Wesley Snipes was great. Denzel was too, in that classic scene when his character Bleek has to face both his girl friends at once, seeing as they both showed up at the club on the same night in the same red dress Bleek bought for both of them. There are always lots of great moments in Spike Lee movies.

He got one thing right for sure: every musician has had to face the problem at least once when he's been forced to choose between friendship and upgrading his art. You always start out playing with your friends, but sooner or later someone in the band outgrows the others. If it's you, you have to make tough choices.

It's not easy to fire people, either, unless you don't know them. In Plot's first band in New York, he had a brilliant bassist, whose name should have been Cranky. Cranky and Plot were friends, but less than they might have been because Cranky's principal job was being an alcoholic. He also played fretless electric bass, which is a very difficult instrument to play when sober, but basically impossible when wasted. String instruments all sound horrid when they are not played in tune, trust Plottie on this one.

So what did Plotnik do? He lent Cranky his car. Jesus. Both the Vega and Cranky came back in on piece, but barely. Cranky said the car bottomed out at 110 on the Garden State Parkway, before he came to the place where he should have slowed down.

A few weeks later, Plot fired Cranky because he got mad at a customer in the first row who was heckling him. The band was playing quietly in a club, and had to keep it quiet because it was early in the evening and patrons were eating dinner. But Cranky decided he had to show the heckler who was boss, so he actually MOVED his amp so it was directly in front of the heckler's table, turned it up to MAX and then blasted away as loudly as he could.

He was out of tune, of course, since he was smashed, but the heckler probably didn't notice that.

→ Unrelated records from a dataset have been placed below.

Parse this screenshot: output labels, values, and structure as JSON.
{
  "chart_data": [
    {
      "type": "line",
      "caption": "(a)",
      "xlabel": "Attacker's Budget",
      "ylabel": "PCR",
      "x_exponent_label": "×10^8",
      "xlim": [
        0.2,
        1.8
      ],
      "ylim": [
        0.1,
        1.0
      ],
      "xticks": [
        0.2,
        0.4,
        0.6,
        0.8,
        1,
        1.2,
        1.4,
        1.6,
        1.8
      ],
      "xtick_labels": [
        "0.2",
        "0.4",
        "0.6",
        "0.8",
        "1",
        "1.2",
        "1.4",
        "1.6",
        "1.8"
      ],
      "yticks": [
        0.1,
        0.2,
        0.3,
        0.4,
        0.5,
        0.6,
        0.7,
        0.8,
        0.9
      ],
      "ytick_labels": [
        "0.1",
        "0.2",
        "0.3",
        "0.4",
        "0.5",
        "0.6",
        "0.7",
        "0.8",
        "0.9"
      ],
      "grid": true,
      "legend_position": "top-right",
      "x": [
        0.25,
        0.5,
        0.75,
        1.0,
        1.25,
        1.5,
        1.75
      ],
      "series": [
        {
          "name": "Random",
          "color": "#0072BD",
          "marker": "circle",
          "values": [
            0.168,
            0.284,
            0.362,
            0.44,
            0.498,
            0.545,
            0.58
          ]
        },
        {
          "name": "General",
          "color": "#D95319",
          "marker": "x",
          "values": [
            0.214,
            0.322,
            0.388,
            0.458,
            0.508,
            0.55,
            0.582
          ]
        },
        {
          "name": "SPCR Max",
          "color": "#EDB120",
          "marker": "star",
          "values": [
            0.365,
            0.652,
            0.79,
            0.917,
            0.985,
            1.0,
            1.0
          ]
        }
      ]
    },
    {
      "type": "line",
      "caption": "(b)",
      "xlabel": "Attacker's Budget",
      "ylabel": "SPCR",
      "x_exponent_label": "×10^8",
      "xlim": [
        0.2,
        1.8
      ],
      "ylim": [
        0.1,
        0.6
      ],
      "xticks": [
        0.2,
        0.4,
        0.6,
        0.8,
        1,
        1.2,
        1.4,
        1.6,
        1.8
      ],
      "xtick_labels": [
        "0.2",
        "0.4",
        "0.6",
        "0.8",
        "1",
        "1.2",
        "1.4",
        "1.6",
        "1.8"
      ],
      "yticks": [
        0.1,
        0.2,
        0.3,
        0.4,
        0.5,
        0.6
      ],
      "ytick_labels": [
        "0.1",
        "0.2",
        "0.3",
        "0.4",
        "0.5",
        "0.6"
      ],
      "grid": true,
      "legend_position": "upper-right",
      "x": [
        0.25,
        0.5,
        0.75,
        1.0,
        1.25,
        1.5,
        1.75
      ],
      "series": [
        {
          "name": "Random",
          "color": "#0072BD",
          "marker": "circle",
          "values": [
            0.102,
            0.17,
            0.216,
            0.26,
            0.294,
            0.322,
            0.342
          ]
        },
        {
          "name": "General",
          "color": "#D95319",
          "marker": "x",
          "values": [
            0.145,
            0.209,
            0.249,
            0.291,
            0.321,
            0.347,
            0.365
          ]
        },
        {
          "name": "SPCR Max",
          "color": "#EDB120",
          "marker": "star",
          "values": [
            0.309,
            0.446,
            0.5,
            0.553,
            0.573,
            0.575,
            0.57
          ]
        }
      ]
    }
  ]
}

The manager did, though, and the band got fired, and Cranky came next. He didn't think he'd done anything all that wrong and was furious at Plottie for firing him.

(To tell the truth, Plot didn't blame him either, in fact he liked Cranky a lot. He was a very good writer and a good musician, but he was a drunk playing a fretless instrument. The drunker he got, the more out of tune he played. Plot knew he had to let him go, and this was as good a reason as any.)

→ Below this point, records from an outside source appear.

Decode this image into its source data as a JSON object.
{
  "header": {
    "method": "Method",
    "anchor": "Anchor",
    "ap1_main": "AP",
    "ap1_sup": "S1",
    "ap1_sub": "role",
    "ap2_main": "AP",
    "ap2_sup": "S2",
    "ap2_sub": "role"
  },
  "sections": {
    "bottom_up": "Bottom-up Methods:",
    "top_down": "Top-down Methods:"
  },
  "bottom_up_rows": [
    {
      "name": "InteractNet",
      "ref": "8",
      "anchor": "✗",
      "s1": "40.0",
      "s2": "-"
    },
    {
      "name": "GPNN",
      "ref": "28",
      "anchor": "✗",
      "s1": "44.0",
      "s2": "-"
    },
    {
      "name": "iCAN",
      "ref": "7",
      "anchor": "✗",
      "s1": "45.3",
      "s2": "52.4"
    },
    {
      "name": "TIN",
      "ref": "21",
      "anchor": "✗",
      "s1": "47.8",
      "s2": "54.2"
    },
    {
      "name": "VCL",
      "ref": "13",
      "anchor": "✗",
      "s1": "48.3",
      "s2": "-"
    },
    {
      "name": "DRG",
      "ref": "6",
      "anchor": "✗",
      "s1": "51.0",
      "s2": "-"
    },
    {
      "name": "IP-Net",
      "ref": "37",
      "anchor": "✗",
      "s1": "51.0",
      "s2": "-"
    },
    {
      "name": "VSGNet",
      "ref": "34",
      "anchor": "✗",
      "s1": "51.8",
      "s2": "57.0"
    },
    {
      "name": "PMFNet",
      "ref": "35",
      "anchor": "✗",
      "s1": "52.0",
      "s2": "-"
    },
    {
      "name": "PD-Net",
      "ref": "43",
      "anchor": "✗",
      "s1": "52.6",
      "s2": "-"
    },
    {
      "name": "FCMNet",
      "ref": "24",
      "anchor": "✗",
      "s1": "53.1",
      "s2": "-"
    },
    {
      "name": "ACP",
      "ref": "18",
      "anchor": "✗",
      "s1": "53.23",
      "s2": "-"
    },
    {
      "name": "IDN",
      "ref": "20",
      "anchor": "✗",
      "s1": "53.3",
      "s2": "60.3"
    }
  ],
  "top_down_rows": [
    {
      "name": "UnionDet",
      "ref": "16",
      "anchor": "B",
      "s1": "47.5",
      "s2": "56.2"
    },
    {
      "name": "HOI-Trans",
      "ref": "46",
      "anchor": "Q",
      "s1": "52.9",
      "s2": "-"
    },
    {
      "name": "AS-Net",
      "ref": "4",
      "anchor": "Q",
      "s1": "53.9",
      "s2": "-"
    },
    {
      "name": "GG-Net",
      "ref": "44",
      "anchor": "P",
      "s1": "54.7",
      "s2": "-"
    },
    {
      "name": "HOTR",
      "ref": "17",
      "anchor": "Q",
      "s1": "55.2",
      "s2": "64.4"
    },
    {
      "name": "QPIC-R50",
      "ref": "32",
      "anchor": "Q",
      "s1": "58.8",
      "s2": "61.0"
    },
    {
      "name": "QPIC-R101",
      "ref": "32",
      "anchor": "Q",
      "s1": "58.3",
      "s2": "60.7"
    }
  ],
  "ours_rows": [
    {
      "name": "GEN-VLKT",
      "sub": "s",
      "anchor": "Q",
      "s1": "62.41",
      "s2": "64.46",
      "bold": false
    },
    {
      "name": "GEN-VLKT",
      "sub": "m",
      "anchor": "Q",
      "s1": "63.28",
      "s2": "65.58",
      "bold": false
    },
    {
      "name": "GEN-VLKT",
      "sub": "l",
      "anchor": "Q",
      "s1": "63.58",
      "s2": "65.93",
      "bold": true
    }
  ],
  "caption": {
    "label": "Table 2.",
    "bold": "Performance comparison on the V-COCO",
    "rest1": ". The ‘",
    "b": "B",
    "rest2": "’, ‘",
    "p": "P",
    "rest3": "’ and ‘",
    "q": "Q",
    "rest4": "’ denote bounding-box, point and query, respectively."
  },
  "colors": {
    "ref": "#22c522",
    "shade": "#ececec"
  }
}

Next day, Cranky had a change of heart and checked into Bellvue Hospital, which is the last place Plottie ever saw him.

Plot's new bass player was Jonny, who stayed his companion and collaborator for many years after, and whose picture is still on Plottie's wall.

Plot doesn't know what ever happened to Cranky, but he understood when Bleek had to fire Giant in the movie. It had to happen. Spike got that right.

3 Comments:

At 5:14 PM, Anonymous Anonymous said...

Long way 'round the block for this tale. Some day you'll have to tell stories about that nudist that would perform before your band. I want to say he called himself  'American Pie''Apple pie'. Something like that.....

 
At 6:59 PM, Blogger DAK said...

JJ, it was Sweet Pie. Only you would remember that, and now I do too. What a hoot that night was.

 
At 8:30 AM, Blogger notthatlucas said...

Bass players get heckled? Cranky couldn't really believe he'd done nothing wrong - getting the band fired seems to be a pretty good cause for dismissal.

Too bad the nudist wasn't at the same show though - that would have been something.